Рыльце в пушку, я принял их на свой счет и, удержавшийся убежать, едва Синёва явилась, бродил по квартире, мешая всем, но, что ни минута, оказывался в прямой видимости проклятого, манящего подоконника. Нет, Лена категорически, подчеркнуто не желала обращать внимание на меня, она снова, как там, в Ленинграде, меня презирала, брезговала снизойти даже до каких-нибудь в мой адрес обидных слов, до выяснения отношений, до упрека, даже до взгляда не снизошла! — и я, взбешенный, не выдержал наконец, подсел: а с чего вы, черт побери, взяли, что я непременно назначу вас на роль?! Она взглянула на меня откуда-то очень издалека, не вдруг узнавая, а когда узнала, расхохоталась: я?! из-за вас?! Боже, вот насмешили-то! Тут я уже счастлив был бы не поверить Лениной реакции, ибо любое презрение дороже полного игнорирования, но не поверить не существовало оснований, и мне ничего другого не осталось — только согнать кого-то пьяного с моего пальто, схватить его за вешалку с пола и бежать, бежать, бежать, и уже на улице, на отрезвляющем морозце, осознать, как весь напрягся, напружинился, подался к Лене Нахарес, готовый не то защитить ее, не то избить, как она, раз начав и не умея остановиться, хохотала, хохотала, хохотала жутким истерическим хохотом. Стыдная, тоскливая ревность к ленинградцу Нахаресу поднялась во мне, ничего, приговаривал я, пиная с размаху попадавшиеся под ноги снежные комки, ничего, завтра утром ты уедешь, а я… а я останусь с нею, здесь!
На вечеринке, с описания которой я начал Ностальгию, Лена, спокойная, ничем не давала понять, что помнит инцидент на проводах, да и помнила ли? а Нахарес был далеко, — вот я и расслабился, разлопоушился и ляпнул сакраментальные слова про «Пятую колонну», про Ностальгию, и тут Лена так странно взглянула на меня: мне почудилось — точно как там, в Ленинграде, в василеостровском подъезде, — что я снова долго не мог прийти в себя: канава, камешки, оскандалиться перед дамой, ты что, что ли, влюблен в меня?! Но нет, хватит! сказал себе наутро. Сколько можно бояться неизвестно чего?! Сколько можно самого себя стыдиться?! И действительно, хоть это и дорогого стоило, еще через неделю, на новогоднем театральном капустнике подошел к Синёвой и прямо, в открытую, глаз не пряча, продолжил последний разговор. Да, кивнула она, никогда в жизни я не видел Лену столь серьезною. Разумеется. Вы позовите только. Я приеду, куда скажете, чтобы сыграть эту роль. Но не собирайтесь слишком долго: мне может недостать сил дождаться вашего приглашения.

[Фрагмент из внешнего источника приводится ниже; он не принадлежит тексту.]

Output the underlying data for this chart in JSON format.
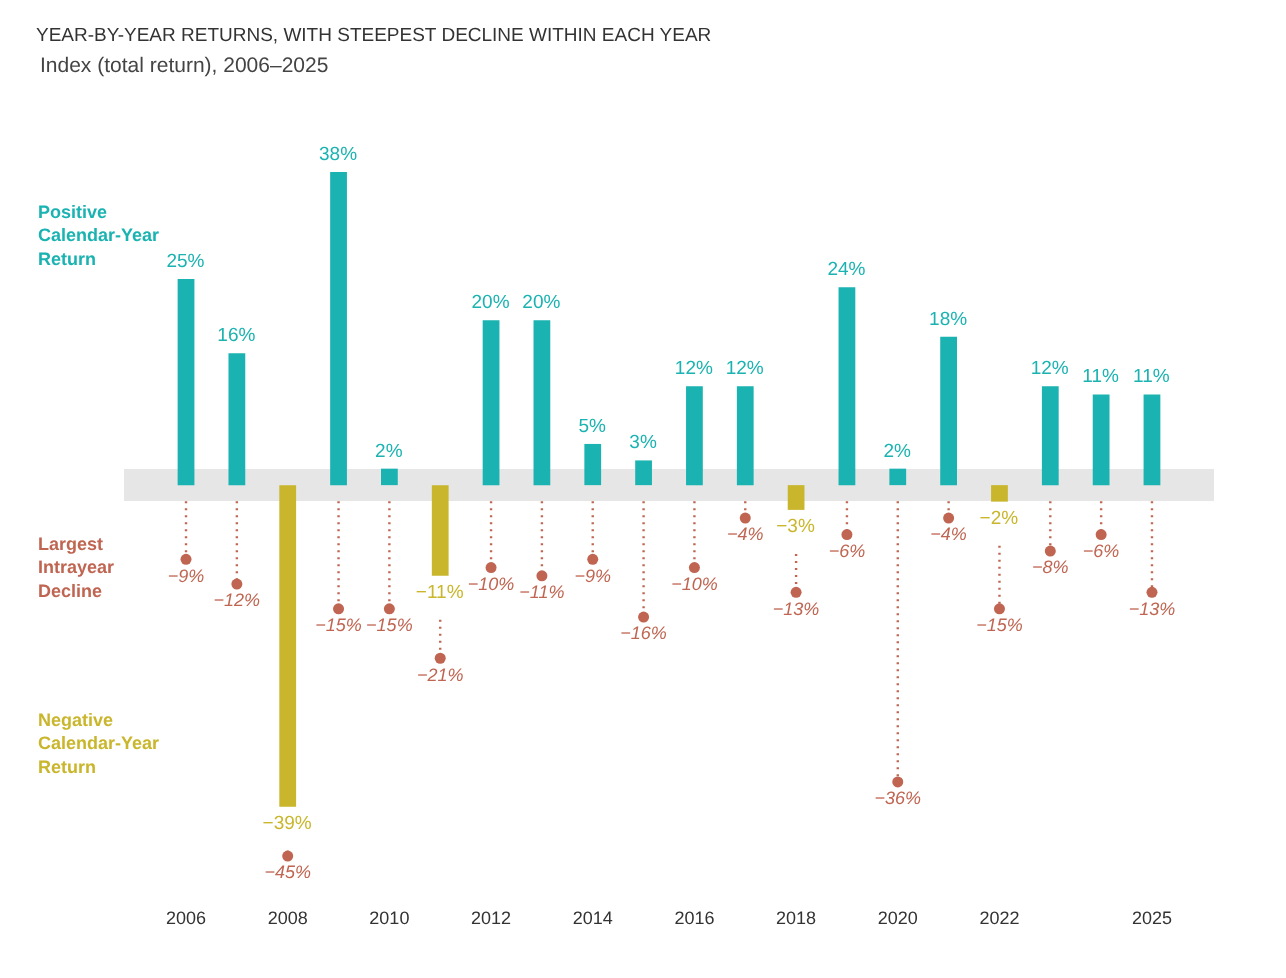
{
  "chart_data": {
    "type": "bar",
    "title": "YEAR-BY-YEAR RETURNS, WITH STEEPEST DECLINE WITHIN EACH YEAR",
    "subtitle": "Index (total return), 2006–2025",
    "categories": [
      "2006",
      null,
      "2008",
      null,
      "2010",
      null,
      "2012",
      null,
      "2014",
      null,
      "2016",
      null,
      "2018",
      null,
      "2020",
      null,
      "2022",
      null,
      null,
      "2025"
    ],
    "series": [
      {
        "name": "Positive Calendar-Year Return",
        "color": "#1ab3b1",
        "values": [
          25,
          16,
          null,
          38,
          2,
          null,
          20,
          20,
          5,
          3,
          12,
          12,
          null,
          24,
          2,
          18,
          null,
          12,
          11,
          11
        ],
        "value_labels": [
          "25%",
          "16%",
          null,
          "38%",
          "2%",
          null,
          "20%",
          "20%",
          "5%",
          "3%",
          "12%",
          "12%",
          null,
          "24%",
          "2%",
          "18%",
          null,
          "12%",
          "11%",
          "11%"
        ]
      },
      {
        "name": "Largest Intrayear Decline",
        "type": "lollipop",
        "color": "#bf6551",
        "values": [
          -9,
          -12,
          -45,
          -15,
          -15,
          -21,
          -10,
          -11,
          -9,
          -16,
          -10,
          -4,
          -13,
          -6,
          -36,
          -4,
          -15,
          -8,
          -6,
          -13
        ],
        "value_labels": [
          "−9%",
          "−12%",
          "−45%",
          "−15%",
          "−15%",
          "−21%",
          "−10%",
          "−11%",
          "−9%",
          "−16%",
          "−10%",
          "−4%",
          "−13%",
          "−6%",
          "−36%",
          "−4%",
          "−15%",
          "−8%",
          "−6%",
          "−13%"
        ]
      },
      {
        "name": "Negative Calendar-Year Return",
        "color": "#c9b62c",
        "values": [
          null,
          null,
          -39,
          null,
          null,
          -11,
          null,
          null,
          null,
          null,
          null,
          null,
          -3,
          null,
          null,
          null,
          -2,
          null,
          null,
          null
        ],
        "value_labels": [
          null,
          null,
          "−39%",
          null,
          null,
          "−11%",
          null,
          null,
          null,
          null,
          null,
          null,
          "−3%",
          null,
          null,
          null,
          "−2%",
          null,
          null,
          null
        ]
      }
    ],
    "marker": "circle",
    "line_style": "dotted",
    "legend": false
  }
}
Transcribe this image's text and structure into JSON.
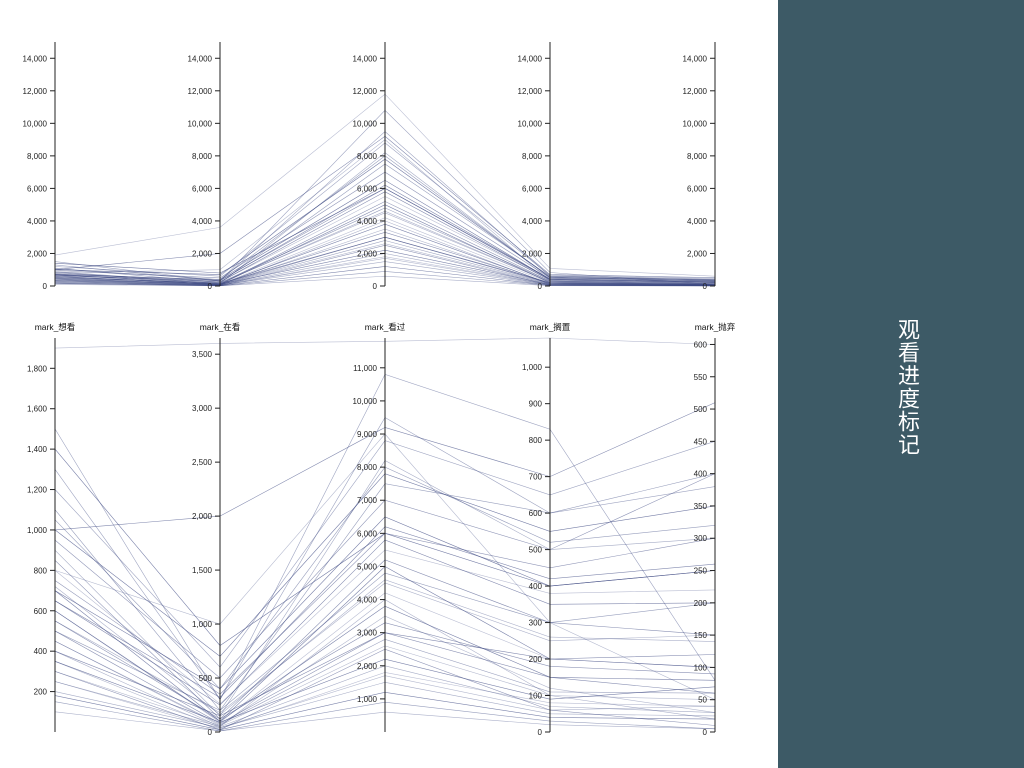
{
  "side_panel": {
    "title": "观看进度标记",
    "color": "#3d5a66"
  },
  "chart_data": [
    {
      "type": "parallel-coordinates",
      "line_color": "#3a4680",
      "axes": [
        {
          "label": "",
          "ylim": [
            0,
            15000
          ],
          "ticks": [
            0,
            2000,
            4000,
            6000,
            8000,
            10000,
            12000,
            14000
          ],
          "tick_labels": [
            "0",
            "2,000",
            "4,000",
            "6,000",
            "8,000",
            "10,000",
            "12,000",
            "14,000"
          ]
        },
        {
          "label": "",
          "ylim": [
            0,
            15000
          ],
          "ticks": [
            0,
            2000,
            4000,
            6000,
            8000,
            10000,
            12000,
            14000
          ],
          "tick_labels": [
            "0",
            "2,000",
            "4,000",
            "6,000",
            "8,000",
            "10,000",
            "12,000",
            "14,000"
          ]
        },
        {
          "label": "",
          "ylim": [
            0,
            15000
          ],
          "ticks": [
            0,
            2000,
            4000,
            6000,
            8000,
            10000,
            12000,
            14000
          ],
          "tick_labels": [
            "0",
            "2,000",
            "4,000",
            "6,000",
            "8,000",
            "10,000",
            "12,000",
            "14,000"
          ]
        },
        {
          "label": "",
          "ylim": [
            0,
            15000
          ],
          "ticks": [
            0,
            2000,
            4000,
            6000,
            8000,
            10000,
            12000,
            14000
          ],
          "tick_labels": [
            "0",
            "2,000",
            "4,000",
            "6,000",
            "8,000",
            "10,000",
            "12,000",
            "14,000"
          ]
        },
        {
          "label": "",
          "ylim": [
            0,
            15000
          ],
          "ticks": [
            0,
            2000,
            4000,
            6000,
            8000,
            10000,
            12000,
            14000
          ],
          "tick_labels": [
            "0",
            "2,000",
            "4,000",
            "6,000",
            "8,000",
            "10,000",
            "12,000",
            "14,000"
          ]
        }
      ],
      "records": [
        [
          1900,
          3600,
          11800,
          1080,
          600
        ],
        [
          1500,
          300,
          10800,
          830,
          80
        ],
        [
          1000,
          2000,
          9200,
          700,
          510
        ],
        [
          800,
          1000,
          9000,
          300,
          50
        ],
        [
          1100,
          200,
          7500,
          600,
          400
        ],
        [
          600,
          100,
          5000,
          200,
          100
        ],
        [
          400,
          50,
          4000,
          100,
          20
        ],
        [
          300,
          20,
          2500,
          60,
          10
        ],
        [
          700,
          400,
          6500,
          400,
          250
        ],
        [
          900,
          150,
          8200,
          500,
          300
        ],
        [
          500,
          80,
          3000,
          150,
          60
        ],
        [
          250,
          30,
          1800,
          80,
          40
        ],
        [
          1200,
          600,
          8800,
          650,
          450
        ],
        [
          650,
          250,
          5800,
          350,
          200
        ],
        [
          450,
          60,
          3500,
          120,
          30
        ],
        [
          150,
          10,
          900,
          30,
          5
        ],
        [
          350,
          90,
          2200,
          90,
          70
        ],
        [
          550,
          180,
          4500,
          250,
          150
        ],
        [
          750,
          350,
          6000,
          450,
          300
        ],
        [
          1000,
          700,
          7800,
          550,
          350
        ],
        [
          200,
          40,
          1500,
          50,
          25
        ],
        [
          850,
          120,
          5200,
          300,
          150
        ],
        [
          600,
          90,
          4200,
          200,
          100
        ],
        [
          1300,
          300,
          9500,
          600,
          380
        ],
        [
          400,
          150,
          3000,
          200,
          120
        ],
        [
          300,
          60,
          2600,
          100,
          50
        ],
        [
          500,
          200,
          4800,
          300,
          200
        ],
        [
          700,
          100,
          3800,
          150,
          80
        ],
        [
          100,
          10,
          600,
          20,
          5
        ],
        [
          950,
          500,
          7000,
          500,
          400
        ],
        [
          1400,
          800,
          6000,
          400,
          250
        ],
        [
          250,
          50,
          2000,
          70,
          30
        ],
        [
          550,
          120,
          3300,
          180,
          90
        ],
        [
          800,
          260,
          5500,
          380,
          220
        ],
        [
          450,
          70,
          2800,
          110,
          60
        ],
        [
          650,
          320,
          6200,
          420,
          260
        ],
        [
          350,
          40,
          1700,
          60,
          40
        ],
        [
          1050,
          400,
          8000,
          520,
          320
        ],
        [
          180,
          20,
          1200,
          40,
          20
        ],
        [
          720,
          160,
          4600,
          260,
          140
        ]
      ]
    },
    {
      "type": "parallel-coordinates",
      "line_color": "#3a4680",
      "axes": [
        {
          "label": "mark_想看",
          "ylim": [
            0,
            1950
          ],
          "ticks": [
            200,
            400,
            600,
            800,
            1000,
            1200,
            1400,
            1600,
            1800
          ],
          "tick_labels": [
            "200",
            "400",
            "600",
            "800",
            "1,000",
            "1,200",
            "1,400",
            "1,600",
            "1,800"
          ]
        },
        {
          "label": "mark_在看",
          "ylim": [
            0,
            3650
          ],
          "ticks": [
            0,
            500,
            1000,
            1500,
            2000,
            2500,
            3000,
            3500
          ],
          "tick_labels": [
            "0",
            "500",
            "1,000",
            "1,500",
            "2,000",
            "2,500",
            "3,000",
            "3,500"
          ]
        },
        {
          "label": "mark_看过",
          "ylim": [
            0,
            11900
          ],
          "ticks": [
            1000,
            2000,
            3000,
            4000,
            5000,
            6000,
            7000,
            8000,
            9000,
            10000,
            11000
          ],
          "tick_labels": [
            "1,000",
            "2,000",
            "3,000",
            "4,000",
            "5,000",
            "6,000",
            "7,000",
            "8,000",
            "9,000",
            "10,000",
            "11,000"
          ]
        },
        {
          "label": "mark_搁置",
          "ylim": [
            0,
            1080
          ],
          "ticks": [
            0,
            100,
            200,
            300,
            400,
            500,
            600,
            700,
            800,
            900,
            1000
          ],
          "tick_labels": [
            "0",
            "100",
            "200",
            "300",
            "400",
            "500",
            "600",
            "700",
            "800",
            "900",
            "1,000"
          ]
        },
        {
          "label": "mark_抛弃",
          "ylim": [
            0,
            610
          ],
          "ticks": [
            0,
            50,
            100,
            150,
            200,
            250,
            300,
            350,
            400,
            450,
            500,
            550,
            600
          ],
          "tick_labels": [
            "0",
            "50",
            "100",
            "150",
            "200",
            "250",
            "300",
            "350",
            "400",
            "450",
            "500",
            "550",
            "600"
          ]
        }
      ],
      "records": "same-as-above"
    }
  ]
}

149.Сто девятый номер отеля «Флорида», битком набитого полицейскими агентами, террористами, провокаторами, доносчиками, проститутками, — сто девятый номер, комната Дороти, повиснет посередине сцены, немного в глубине, и — даже когда там не происходит основного действия — будет мягко, манко светиться зеленым абажуром надкроватной лампы, малиновыми спиралями рефлектора и электроплитки. Чем бы ни занимался Филин: пьянством ли в баре Чикота, допросами ли с пристрастием в штабе Сегуридад, кровавою ли операцией захвата в доме на Эстремадурской дороге, Дороти ни на миг не покинет чистый свой уютный номер, ни на миг не изменит, не ускорит кошачью свою, комфортабельную жизнь: закончив принимать душ (занавеска полупрозрачна, вода — настоящая), сварит, например, кофе (кофе тоже настоящий, чтобы аппетитный запах разошелся по залу), или примется за корреспонденции, или станет делать макияж, или примерит мягких, пушистых черно-бурых лис, а то и, томно раскинувшись на широкой, покрытой свежими простынями кровати, ненадолго вздремнет или полистает детектив, — и этот мир, мир Ностальгии, непрерывно сопровождаемый слегка шипящею и потрескивающей, патефонною. стенограммой Шопена (чаще всего зазвучит избитый, но бессбойно пронзительный до-диез-минорный вальс), — этот мир в той же степени, в какой завораживающе притягателен, окажется недоступен для всех нас: для Филипа, для меня, для зрителей, что усядутся в зале. Недоступность я подчеркну не только висячим положением сто девятого, но и контрастом окружения: кровь, грязь, предательства, убийства, насилие я представлю более чем натурально; проститутки и полицейские, шастающие вокруг, узнаются с первого взгляда.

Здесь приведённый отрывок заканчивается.